Ketika kami bertemu, ia membawa lengkap peralatan untuk meracik kopinya sendiri. Sebuah timbangan dengan dua tombol dan layar yang menyatu dengan permukaannya, dua cangkir porselen berwarna putih dibalut warna abu-abu di bagian bawahnya, salah satunya sedikit retak di bagian bibir, teko kecil dengan celah leher angsa, termos berisi air panas, sebuah server kaca berukuran sedang, dripper plastik berbentuk mirip lipatan kertas lengkap dengan kertas penyaringnya, sebuah pouch hitam berisi grinder yang terbuat dari besi padat, dan tentu saja, biji kopi yang ia bungkus pada wadah plastik dengan perekat. Alat-alat yang ia miliki kini sudah mulai beragam, berbeda ketika dahulu ia hanya menggunakan dua atau tiga alat untuk membuatkanku secangkir kopi, yang rasanya dominan pahit dan sepat.

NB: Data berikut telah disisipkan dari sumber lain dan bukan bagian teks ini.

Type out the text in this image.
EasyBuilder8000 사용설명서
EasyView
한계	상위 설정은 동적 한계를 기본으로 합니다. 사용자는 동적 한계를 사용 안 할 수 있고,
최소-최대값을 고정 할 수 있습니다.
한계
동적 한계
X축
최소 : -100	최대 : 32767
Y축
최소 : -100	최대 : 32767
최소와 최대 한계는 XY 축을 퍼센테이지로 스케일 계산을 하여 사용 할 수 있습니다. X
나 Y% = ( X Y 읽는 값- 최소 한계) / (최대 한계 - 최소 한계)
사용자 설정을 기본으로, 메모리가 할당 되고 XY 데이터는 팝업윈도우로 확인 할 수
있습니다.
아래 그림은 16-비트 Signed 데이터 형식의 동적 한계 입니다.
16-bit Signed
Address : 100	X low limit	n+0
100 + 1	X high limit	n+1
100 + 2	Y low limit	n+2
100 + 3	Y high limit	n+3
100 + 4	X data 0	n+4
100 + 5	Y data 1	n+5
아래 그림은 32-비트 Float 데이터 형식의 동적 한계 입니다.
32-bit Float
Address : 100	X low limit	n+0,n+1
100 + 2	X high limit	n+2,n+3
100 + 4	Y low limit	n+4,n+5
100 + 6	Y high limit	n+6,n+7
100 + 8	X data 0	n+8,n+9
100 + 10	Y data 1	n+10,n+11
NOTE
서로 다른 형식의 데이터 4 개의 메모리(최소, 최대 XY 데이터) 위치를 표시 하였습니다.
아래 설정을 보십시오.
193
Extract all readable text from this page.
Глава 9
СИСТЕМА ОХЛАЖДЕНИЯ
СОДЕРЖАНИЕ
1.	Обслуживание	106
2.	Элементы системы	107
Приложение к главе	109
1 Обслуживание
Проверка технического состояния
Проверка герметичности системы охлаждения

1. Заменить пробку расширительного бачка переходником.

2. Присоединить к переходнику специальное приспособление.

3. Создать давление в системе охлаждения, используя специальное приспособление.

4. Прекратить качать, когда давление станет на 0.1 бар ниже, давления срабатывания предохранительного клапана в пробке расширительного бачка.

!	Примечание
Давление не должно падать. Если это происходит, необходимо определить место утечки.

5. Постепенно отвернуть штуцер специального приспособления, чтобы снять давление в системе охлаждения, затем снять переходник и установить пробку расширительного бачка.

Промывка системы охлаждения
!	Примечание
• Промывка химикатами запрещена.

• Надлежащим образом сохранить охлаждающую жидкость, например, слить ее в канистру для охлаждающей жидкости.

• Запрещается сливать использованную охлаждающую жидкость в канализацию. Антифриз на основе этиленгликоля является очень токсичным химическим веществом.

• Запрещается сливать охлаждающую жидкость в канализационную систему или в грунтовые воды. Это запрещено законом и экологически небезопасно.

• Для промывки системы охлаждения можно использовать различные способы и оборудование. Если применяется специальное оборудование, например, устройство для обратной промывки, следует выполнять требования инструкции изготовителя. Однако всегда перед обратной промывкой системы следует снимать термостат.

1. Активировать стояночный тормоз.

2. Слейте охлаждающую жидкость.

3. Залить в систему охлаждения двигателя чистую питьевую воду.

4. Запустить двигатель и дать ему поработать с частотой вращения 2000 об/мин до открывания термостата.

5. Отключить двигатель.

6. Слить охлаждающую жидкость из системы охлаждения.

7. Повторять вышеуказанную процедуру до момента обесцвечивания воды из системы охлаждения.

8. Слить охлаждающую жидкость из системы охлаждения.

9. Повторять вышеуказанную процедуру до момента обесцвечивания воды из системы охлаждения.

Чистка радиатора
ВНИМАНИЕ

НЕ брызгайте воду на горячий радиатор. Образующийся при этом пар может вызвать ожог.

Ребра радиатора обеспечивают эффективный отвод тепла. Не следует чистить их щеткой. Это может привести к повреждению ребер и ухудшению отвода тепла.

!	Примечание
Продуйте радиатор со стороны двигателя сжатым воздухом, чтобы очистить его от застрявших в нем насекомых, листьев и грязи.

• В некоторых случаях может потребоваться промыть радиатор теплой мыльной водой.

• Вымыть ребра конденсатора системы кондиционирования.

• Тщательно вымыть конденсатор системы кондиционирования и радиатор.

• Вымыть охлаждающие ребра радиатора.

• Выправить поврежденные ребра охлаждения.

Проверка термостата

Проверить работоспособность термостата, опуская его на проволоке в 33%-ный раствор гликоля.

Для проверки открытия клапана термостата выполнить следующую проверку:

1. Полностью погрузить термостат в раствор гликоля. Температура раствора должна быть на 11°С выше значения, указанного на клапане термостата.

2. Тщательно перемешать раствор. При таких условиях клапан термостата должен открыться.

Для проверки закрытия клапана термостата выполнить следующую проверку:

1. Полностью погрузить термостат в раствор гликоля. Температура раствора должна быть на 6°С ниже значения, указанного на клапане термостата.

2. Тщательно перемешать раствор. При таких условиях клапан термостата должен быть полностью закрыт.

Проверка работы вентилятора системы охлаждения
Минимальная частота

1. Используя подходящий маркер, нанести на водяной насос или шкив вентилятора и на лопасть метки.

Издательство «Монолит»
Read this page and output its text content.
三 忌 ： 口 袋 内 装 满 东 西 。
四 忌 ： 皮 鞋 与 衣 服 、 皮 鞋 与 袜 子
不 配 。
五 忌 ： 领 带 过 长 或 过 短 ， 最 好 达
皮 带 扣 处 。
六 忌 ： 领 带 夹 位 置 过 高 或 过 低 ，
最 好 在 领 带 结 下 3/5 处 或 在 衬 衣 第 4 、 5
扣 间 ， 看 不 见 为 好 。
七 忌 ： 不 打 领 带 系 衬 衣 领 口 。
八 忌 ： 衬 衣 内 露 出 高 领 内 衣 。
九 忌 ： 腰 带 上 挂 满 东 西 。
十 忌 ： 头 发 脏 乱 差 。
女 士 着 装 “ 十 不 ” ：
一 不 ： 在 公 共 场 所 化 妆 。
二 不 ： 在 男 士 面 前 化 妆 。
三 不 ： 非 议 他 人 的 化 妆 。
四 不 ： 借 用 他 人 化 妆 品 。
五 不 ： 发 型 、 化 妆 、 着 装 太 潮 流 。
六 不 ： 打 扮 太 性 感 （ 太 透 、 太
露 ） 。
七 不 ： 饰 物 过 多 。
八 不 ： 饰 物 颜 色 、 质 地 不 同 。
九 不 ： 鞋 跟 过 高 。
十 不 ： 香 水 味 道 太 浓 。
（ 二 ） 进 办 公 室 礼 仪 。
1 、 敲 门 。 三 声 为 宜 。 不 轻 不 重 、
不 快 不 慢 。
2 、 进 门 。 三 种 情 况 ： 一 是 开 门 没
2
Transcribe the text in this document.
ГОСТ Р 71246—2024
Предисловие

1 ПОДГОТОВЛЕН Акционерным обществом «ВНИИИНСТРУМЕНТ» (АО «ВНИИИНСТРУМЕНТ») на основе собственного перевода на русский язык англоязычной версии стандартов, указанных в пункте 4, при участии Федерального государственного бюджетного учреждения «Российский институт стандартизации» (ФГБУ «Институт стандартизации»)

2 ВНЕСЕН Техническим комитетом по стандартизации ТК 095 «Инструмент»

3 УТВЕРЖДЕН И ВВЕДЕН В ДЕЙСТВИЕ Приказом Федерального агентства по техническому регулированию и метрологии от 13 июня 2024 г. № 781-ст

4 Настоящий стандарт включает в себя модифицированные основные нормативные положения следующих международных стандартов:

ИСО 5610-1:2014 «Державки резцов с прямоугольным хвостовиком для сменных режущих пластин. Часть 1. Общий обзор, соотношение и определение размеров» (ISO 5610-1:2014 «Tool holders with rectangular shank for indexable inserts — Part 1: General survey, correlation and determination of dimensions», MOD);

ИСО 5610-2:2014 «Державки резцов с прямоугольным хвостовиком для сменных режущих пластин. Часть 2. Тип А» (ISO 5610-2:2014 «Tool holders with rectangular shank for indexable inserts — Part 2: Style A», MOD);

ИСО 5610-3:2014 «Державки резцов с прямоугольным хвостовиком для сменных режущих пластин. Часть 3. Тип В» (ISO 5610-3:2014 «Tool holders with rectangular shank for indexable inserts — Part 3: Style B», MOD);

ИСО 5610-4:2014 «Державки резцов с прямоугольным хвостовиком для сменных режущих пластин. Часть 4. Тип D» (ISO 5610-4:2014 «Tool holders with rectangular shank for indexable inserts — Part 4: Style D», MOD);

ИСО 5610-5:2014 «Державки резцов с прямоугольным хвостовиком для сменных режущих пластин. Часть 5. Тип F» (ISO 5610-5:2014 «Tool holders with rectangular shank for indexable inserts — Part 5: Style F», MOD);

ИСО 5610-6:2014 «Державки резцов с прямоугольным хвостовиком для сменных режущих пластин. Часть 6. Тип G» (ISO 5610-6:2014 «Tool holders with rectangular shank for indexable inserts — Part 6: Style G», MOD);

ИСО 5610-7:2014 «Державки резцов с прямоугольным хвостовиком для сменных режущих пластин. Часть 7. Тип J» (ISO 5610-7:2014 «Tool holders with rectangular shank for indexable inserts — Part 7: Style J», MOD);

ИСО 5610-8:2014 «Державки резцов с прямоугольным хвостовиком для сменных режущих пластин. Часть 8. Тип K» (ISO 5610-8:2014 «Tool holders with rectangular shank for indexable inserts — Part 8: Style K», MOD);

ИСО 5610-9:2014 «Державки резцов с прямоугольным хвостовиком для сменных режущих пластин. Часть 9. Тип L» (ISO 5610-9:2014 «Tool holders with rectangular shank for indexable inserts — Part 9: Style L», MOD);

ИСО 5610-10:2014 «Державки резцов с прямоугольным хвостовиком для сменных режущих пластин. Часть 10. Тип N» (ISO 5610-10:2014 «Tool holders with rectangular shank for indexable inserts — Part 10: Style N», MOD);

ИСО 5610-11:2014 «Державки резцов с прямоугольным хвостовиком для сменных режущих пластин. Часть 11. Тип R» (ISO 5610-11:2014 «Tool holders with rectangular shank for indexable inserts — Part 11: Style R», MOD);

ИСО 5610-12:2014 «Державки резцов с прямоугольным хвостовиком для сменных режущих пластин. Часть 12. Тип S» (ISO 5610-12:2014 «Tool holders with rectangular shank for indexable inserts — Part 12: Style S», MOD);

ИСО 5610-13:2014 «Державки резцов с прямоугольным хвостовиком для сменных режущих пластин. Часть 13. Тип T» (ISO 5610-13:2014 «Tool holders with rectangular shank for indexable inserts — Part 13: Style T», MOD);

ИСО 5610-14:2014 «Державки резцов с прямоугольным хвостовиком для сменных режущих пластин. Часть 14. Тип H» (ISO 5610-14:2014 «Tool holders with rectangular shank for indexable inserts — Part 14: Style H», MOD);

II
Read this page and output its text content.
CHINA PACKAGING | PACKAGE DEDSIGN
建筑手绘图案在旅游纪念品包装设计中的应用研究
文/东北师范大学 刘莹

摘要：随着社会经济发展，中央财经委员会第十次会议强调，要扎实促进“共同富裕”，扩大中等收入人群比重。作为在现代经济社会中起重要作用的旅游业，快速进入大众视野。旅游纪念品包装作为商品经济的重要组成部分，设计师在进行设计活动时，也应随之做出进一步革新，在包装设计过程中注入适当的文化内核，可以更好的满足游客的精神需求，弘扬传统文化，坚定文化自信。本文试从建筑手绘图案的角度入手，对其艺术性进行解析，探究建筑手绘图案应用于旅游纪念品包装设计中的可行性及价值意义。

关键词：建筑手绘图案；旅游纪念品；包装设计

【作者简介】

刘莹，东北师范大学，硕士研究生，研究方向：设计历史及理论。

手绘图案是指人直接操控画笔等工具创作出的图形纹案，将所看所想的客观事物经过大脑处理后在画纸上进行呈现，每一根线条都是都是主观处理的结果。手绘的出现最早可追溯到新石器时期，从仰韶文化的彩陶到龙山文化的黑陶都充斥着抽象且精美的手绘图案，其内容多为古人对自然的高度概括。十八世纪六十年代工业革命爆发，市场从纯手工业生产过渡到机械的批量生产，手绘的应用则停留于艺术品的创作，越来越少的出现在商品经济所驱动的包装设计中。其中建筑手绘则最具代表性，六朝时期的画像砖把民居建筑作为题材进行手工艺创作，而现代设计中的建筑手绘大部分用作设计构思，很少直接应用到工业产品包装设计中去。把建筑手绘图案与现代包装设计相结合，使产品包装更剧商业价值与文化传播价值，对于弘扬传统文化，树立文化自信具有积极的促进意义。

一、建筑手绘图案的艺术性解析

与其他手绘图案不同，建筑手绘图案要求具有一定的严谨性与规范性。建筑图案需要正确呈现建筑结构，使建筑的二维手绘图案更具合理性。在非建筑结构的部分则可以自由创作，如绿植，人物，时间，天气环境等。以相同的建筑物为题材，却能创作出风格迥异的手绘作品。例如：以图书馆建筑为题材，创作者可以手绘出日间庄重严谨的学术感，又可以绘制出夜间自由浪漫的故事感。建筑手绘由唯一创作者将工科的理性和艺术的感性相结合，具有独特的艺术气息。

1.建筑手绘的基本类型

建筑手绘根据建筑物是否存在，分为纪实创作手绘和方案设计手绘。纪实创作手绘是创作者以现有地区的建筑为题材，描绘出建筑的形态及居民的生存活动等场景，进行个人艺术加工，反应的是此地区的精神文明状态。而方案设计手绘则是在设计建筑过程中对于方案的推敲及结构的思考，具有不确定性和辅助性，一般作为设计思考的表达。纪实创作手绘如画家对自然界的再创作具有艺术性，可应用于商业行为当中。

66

Jadi, apa yang ingin kau bicarakan?

Aku datang untuk meminta maaf. Namun sebelum itu, aku ingin menceritakan padamu tentang banyak hal. Mungkin akan terdengar aneh dan sedikit kikuk, aku masih belum bisa meramu kata-kata yang pas dan terdengar jelas olehmu. Tapi setidaknya, akan aku usahakan ceritaku terdengar jelas dan bisa kau terima. Pertama, aku ingin memberitahumu bahwa aku telah mengubur cita-cita yang pernah kita impikan. Aku juga meminta maaf atas hal itu sebab aku gagal menjaganya, aku gagal mewujudkannya, aku gagal mewujudkan impianmu. Mimpi itu tak bisa hidup denganku, dengan kondisiku yang sekarang. Akan lebih baik kalau mimpi itu dikubur dalam-dalam, daripada diusahakan namun tanpa persiapan. Kau pernah begitu teguh memperjuangkannya, namun aku malah menyia-nyiakannya. Tak ada maksudku untuk mensabotase ataupun menggagalkan mimpimu, namun, sebab aku yang tak segigih dirimu dalam memperjuangkannya, mimpi itu kini hanya mimpi yang mati, terbujur kaku jauh di dalam tanah yang dingin. Aku minta maaf atas hal itu.

Kali ini kau yakin dengan kopi yang kau buat ini?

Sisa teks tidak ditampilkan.